在上一篇中，我們介紹了大語言模型(LLM)、Ollama 和檢索增強生成(RAG)技術的基本原理，以及它們如何應用於自動化文獻處理。接下來，要具體說明如何使用這些技術，實現自動化的文獻摘要和問題生成。這篇文章將帶你一步步了解如何將 PDF 自動處理為 Markdown 格式，包含文檔的摘要和關鍵問題。

1. 整體架構概覽

首先，我們的目標是：

輸入：本地端資料夾內的 PDF 文件
過程：透過本地部署的 LLM（如 Ollama）與 RAG 技術，分析文檔內容，生成摘要與提問
輸出：英文和中文摘要、關鍵問題與答案，並將結果以 Markdown 格式保存

2. 關鍵技術模組

(1) PyPDF2：提取 PDF 文檔內容

要處理 PDF 文檔，首先需要讀取其內容。這部分我們使用 PyPDF2 來提取文本。PyPDF2 能夠快速將 PDF 中的每一頁文本提取出來。

from PyPDF2 import PdfReader

def read_pdf(file_path):
    """讀取PDF文件並提取文本"""
    with open(file_path, 'rb') as file:
        reader = PdfReader(file)
        text = ""
        for page in reader.pages:
            text += page.extract_text()
        return text

讀取 PDF 並返回其文本內容，為後續的摘要生成打下基礎。

(2) 檢索增強生成（RAG）：結合檢索與生成式 AI

RAG 的核心是先檢索再生成。

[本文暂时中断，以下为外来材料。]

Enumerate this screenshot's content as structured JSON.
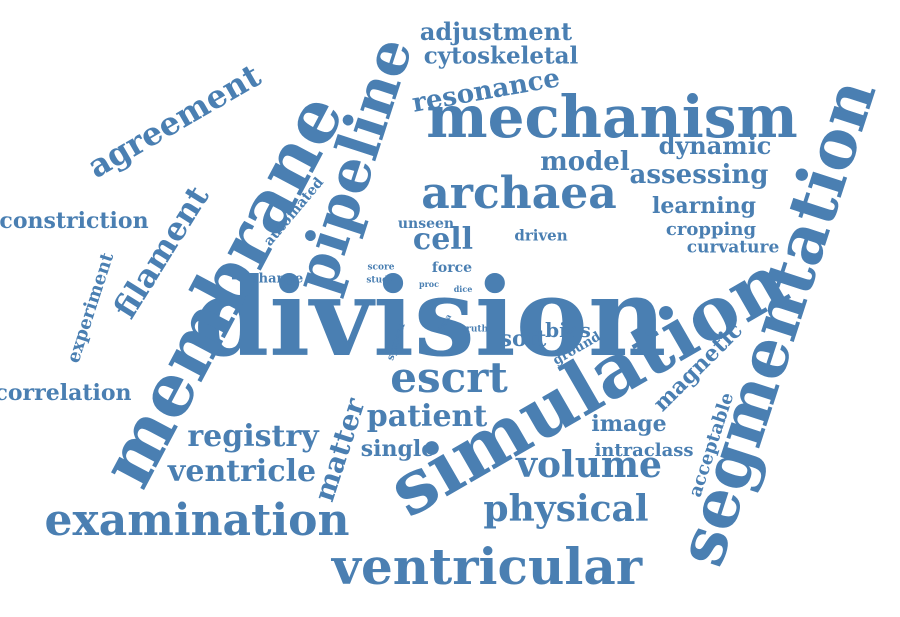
{
  "accent_color": "#4a7fb2",
  "words": [
    {
      "text": "division",
      "rot": 0
    },
    {
      "text": "simulation",
      "rot": -30
    },
    {
      "text": "segmentation",
      "rot": -72
    },
    {
      "text": "membrane",
      "rot": -62
    },
    {
      "text": "mechanism",
      "rot": 0
    },
    {
      "text": "pipeline",
      "rot": -72
    },
    {
      "text": "ventricular",
      "rot": 0
    },
    {
      "text": "examination",
      "rot": 0
    },
    {
      "text": "archaea",
      "rot": 0
    },
    {
      "text": "escrt",
      "rot": 0
    },
    {
      "text": "volume",
      "rot": 0
    },
    {
      "text": "physical",
      "rot": 0
    },
    {
      "text": "agreement",
      "rot": -30
    },
    {
      "text": "filament",
      "rot": -58
    },
    {
      "text": "registry",
      "rot": 0
    },
    {
      "text": "ventricle",
      "rot": 0
    },
    {
      "text": "patient",
      "rot": 0
    },
    {
      "text": "cell",
      "rot": 0
    },
    {
      "text": "matter",
      "rot": -72
    },
    {
      "text": "resonance",
      "rot": -10
    },
    {
      "text": "model",
      "rot": 0
    },
    {
      "text": "assessing",
      "rot": 0
    },
    {
      "text": "dynamic",
      "rot": 0
    },
    {
      "text": "adjustment",
      "rot": 0
    },
    {
      "text": "cytoskeletal",
      "rot": 0
    },
    {
      "text": "constriction",
      "rot": 0
    },
    {
      "text": "correlation",
      "rot": 0
    },
    {
      "text": "magnetic",
      "rot": -45
    },
    {
      "text": "image",
      "rot": 0
    },
    {
      "text": "learning",
      "rot": 0
    },
    {
      "text": "single",
      "rot": 0
    },
    {
      "text": "experiment",
      "rot": -72
    },
    {
      "text": "soft",
      "rot": 0
    },
    {
      "text": "bias",
      "rot": 0
    },
    {
      "text": "acceptable",
      "rot": -72
    },
    {
      "text": "intraclass",
      "rot": 0
    },
    {
      "text": "cropping",
      "rot": 0
    },
    {
      "text": "curvature",
      "rot": 0
    },
    {
      "text": "automated",
      "rot": -50
    },
    {
      "text": "driven",
      "rot": 0
    },
    {
      "text": "unseen",
      "rot": 0
    },
    {
      "text": "force",
      "rot": 0
    },
    {
      "text": "change",
      "rot": 0
    },
    {
      "text": "ground",
      "rot": -30
    },
    {
      "text": "truth",
      "rot": 0
    },
    {
      "text": "system",
      "rot": -72
    },
    {
      "text": "score",
      "rot": 0
    },
    {
      "text": "study",
      "rot": 0
    },
    {
      "text": "proc",
      "rot": 0
    },
    {
      "text": "dice",
      "rot": 0
    },
    {
      "text": "data",
      "rot": -60
    }
  ]
}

我們使用 Chroma 向量資料庫來存儲和檢索文檔的嵌入表示，從而讓生成的答案更精確、更相關。

import chromadb

# 建立向量資料庫
client = chromadb.Client()
collection = client.create_collection(name="docs")

def add_document_to_collection(file_path):
    """將PDF文檔加入向量資料庫中"""
    text = read_pdf(file_path)
    response = ollama.embeddings(model=embedding_model, prompt=text)
    embedding = response["embedding"]
    collection.add(ids=["1"], embeddings=[embedding], documents=[text])

這個步驟會將每個文檔的內容轉換為向量並存入資料庫。當你要檢索文檔時，模型會先檢索出最相關的段落，再根據這些片段生成答案。

(3) Ollama：本地大語言模型進行摘要生成

我們使用 Ollama 有的模型來生成摘要。這個過程中，我們可以針對不同語言生成不同的摘要（如英文和中文）。

請先去下載 Ollama，並挑選適合的模型下載到本地端。

import ollama

def rag_process(query):
    """檢索相關文檔並使用LLM生成回應"""
    # 生成提示詞的嵌入
    response = ollama.embeddings(prompt=query, model=embedding_model)

    # 檢索相關文檔，並生成LLM回應
    output = ollama.generate(
        model=language_model,
        prompt=f"Using this data: {data}. Respond to this prompt: {query}"
    )
    return output['response']

rag_process 函數的目的是通過 Ollama 生成嵌入向量，檢索與文檔相關的內容，並進行回應。比如，我們可以要求模型「Summarize the document.」來生成英文摘要，或「用繁體中文概括這篇文檔。」來生成中文摘要。

(4) Markdown 格式輸出

最後，我們將所有生成的摘要和問題組織成 Markdown 格式，以方便後續的分享和使用。

def process_single_document(file_path):
    """處理單一PDF文件並生成Markdown"""
    # 將PDF文件添加到向量資料庫中
    add_document_to_collection(file_path)

    # 生成摘要和問題回答
    llm_response = generate_summary_and_questions()

    # 組織Markdown內容
    markdown_output = f"# {os.path.basename(file_path)}\n\n"
    markdown_output += "## Summary (English)\n\n"
    markdown_output += llm_response['summary_en'] + "\n\n"
    markdown_output += "## 摘要 (中文)\n\n"
    markdown_output += llm_response['summary_zh'] + "\n\n"
    markdown_output += "## Questions (English)\n\n"
    markdown_output += "\n".join(llm_response['questions_en']) + "\n\n"
    markdown_output += "## Answers (English)\n\n"
    markdown_output += "\n".join(llm_response['answers_en']) + "\n\n"
    markdown_output += "## 提問 (中文)\n\n"
    markdown_output += "\n".join(llm_response['questions_zh']) + "\n\n"
    markdown_output += "## 答案 (中文)\n\n"
    markdown_output += "\n".join(llm_response['answers_zh']) + "\n\n"

    # 將結果保存為Markdown文件
    file_name = f"{os.path.basename(file_path).replace('.pdf', '')}.md"
    with open(file_name, "w", encoding="utf-8") as f:
        f.write(markdown_output)

將生成的摘要和問題以Markdown格式保存，方便地在不同平台上查看或分享結果。